News

Rechtsextreme Schockmomente

13.03.2024

Wo zeigt sich Rechtsextremismus in Bayern? Wie reagiert die Politik darauf? Dazu startet ein Verbundprojekt an bayerischen Hochschulen.

Das neue Forschungskonsortium ForGeRex (Forschungsverbund für Gegenwartsanalysen, Erinnerungspraxis und Gegenstrategien zum Rechtsextremismus in Bayern) wirft einen interdisziplinären und institutionsübergreifenden Blick auf den Rechtsextremismus in Bayern. Dr. Britta Schellenberg, Professor Klaus H. Goetz und Doktorandin Paulina Seelmann vom Geschwister-Scholl-Institut für Politikwissenschaft der LMU gehen in ihrem Teilprojekt der Frage nach, wie sich politisches Denken und Handeln durch besonders schwere rechtsextrem motivierte Gewaltverbrechen verändern.

Denkmal für die Todesopfer des rassistischen Attentats am Olympia-Einkaufszentrum.

Das Denkmal "Für Euch" erinnert an die Opfer des rassistischen Attentats am Olympia-Einkaufszentrum.

© IMAGO / ZUMA Wire / Sachelle Babbar

Was genau ist Rechtsextremismus und wie sieht er aus?

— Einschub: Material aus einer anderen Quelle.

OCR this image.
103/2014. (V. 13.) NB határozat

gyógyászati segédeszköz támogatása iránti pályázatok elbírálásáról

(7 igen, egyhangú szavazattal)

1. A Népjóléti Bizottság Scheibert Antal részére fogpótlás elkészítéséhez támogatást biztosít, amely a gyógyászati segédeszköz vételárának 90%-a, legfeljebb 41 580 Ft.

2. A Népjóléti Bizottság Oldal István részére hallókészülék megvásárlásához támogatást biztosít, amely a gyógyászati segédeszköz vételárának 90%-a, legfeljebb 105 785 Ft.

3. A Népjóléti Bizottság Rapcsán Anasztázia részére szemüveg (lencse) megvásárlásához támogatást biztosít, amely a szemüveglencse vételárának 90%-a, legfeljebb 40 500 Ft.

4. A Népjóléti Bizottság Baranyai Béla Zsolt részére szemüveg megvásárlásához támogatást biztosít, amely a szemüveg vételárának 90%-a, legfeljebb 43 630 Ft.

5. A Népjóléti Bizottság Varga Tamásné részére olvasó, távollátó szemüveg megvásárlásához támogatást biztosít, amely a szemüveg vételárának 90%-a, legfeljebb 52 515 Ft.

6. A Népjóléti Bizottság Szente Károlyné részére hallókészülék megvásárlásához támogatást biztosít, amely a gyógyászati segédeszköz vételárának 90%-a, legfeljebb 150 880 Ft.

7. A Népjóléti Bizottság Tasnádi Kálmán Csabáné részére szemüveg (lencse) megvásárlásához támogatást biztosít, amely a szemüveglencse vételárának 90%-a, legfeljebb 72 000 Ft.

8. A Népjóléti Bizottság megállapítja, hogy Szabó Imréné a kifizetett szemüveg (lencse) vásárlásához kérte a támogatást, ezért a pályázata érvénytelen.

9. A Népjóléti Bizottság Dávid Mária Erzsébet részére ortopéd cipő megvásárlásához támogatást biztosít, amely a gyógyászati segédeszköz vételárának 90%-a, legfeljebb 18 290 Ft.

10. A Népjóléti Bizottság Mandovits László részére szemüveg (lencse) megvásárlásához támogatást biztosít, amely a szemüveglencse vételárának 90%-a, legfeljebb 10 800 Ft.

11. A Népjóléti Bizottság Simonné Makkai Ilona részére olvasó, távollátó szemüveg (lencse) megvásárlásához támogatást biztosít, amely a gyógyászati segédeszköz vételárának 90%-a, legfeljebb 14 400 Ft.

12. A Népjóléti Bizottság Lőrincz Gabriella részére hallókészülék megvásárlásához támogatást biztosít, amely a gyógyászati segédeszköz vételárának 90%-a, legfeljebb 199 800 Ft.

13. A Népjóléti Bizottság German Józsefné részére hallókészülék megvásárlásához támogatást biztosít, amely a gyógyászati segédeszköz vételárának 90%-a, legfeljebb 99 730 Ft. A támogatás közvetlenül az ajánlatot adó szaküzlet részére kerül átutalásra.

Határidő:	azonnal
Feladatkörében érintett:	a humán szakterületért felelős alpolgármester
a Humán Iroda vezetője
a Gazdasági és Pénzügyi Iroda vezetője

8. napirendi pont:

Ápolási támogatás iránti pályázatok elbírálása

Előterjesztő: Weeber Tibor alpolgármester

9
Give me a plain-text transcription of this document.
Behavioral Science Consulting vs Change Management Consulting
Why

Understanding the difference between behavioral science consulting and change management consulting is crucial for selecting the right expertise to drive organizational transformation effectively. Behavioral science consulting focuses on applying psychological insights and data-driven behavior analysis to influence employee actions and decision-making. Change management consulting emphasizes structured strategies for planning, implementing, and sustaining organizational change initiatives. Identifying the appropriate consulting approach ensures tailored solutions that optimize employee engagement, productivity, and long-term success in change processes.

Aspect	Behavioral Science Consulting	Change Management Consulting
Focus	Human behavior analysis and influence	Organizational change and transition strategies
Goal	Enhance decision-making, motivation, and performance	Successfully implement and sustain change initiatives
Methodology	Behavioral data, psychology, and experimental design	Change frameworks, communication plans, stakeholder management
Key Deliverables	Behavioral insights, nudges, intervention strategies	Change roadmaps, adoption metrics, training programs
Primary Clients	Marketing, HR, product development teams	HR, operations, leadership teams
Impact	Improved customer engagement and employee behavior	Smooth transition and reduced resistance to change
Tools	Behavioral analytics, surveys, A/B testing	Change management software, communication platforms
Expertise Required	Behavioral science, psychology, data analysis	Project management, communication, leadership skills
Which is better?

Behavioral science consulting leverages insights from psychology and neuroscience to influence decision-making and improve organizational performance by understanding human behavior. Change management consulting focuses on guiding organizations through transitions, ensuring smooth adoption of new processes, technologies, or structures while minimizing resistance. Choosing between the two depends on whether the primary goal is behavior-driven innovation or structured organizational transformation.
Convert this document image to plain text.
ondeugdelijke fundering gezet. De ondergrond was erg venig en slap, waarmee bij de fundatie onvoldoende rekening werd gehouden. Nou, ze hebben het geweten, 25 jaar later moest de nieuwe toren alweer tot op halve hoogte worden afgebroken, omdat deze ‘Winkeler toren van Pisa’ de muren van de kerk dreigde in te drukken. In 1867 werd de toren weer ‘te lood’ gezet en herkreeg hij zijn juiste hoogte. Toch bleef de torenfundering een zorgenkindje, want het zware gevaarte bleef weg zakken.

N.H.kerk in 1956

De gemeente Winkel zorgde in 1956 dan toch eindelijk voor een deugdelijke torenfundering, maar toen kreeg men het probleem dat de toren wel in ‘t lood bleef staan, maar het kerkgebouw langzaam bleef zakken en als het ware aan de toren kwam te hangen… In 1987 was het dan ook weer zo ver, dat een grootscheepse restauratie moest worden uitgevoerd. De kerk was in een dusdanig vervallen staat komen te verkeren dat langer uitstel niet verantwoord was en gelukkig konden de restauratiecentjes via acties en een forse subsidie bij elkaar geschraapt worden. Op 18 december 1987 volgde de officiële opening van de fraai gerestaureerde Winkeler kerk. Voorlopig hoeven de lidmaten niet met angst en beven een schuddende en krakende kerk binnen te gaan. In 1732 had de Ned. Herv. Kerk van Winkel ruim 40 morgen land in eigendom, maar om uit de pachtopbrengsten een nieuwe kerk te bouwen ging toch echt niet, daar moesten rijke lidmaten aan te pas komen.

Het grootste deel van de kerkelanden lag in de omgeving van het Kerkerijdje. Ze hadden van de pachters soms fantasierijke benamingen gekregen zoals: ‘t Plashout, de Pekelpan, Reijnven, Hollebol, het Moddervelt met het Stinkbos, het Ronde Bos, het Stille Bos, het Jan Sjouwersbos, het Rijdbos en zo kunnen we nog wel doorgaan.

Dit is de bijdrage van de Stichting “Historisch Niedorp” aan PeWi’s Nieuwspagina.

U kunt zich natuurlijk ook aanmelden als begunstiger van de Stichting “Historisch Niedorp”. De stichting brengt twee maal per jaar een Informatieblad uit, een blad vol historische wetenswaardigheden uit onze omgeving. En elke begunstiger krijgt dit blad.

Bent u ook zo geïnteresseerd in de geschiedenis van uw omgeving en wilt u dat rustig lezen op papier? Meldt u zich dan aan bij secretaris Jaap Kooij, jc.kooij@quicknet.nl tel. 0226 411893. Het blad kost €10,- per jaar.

Schellenberg: Das ist gar nicht so einfach zu definieren und diese Frage wird auch innerhalb der Politikwissenschaft heiß diskutiert. Wir verstehen Rechtsextremismus als eine Ideologie der Ungleichwertigkeit. Antisemitismus und Rassismus, aber auch ein übersteigerter Nationalismus sind dabei wichtige Elemente. Dabei wollen Rechtsextreme das demokratische System schwächen oder beseitigen. Rechtsextremismus und seine Erscheinungsformen verändern sich aber auch im Laufe der Zeit. Wir werden im Verbund gemeinsam eine aktuelle Bestandsaufnahme und Begriffsbestimmung vornehmen.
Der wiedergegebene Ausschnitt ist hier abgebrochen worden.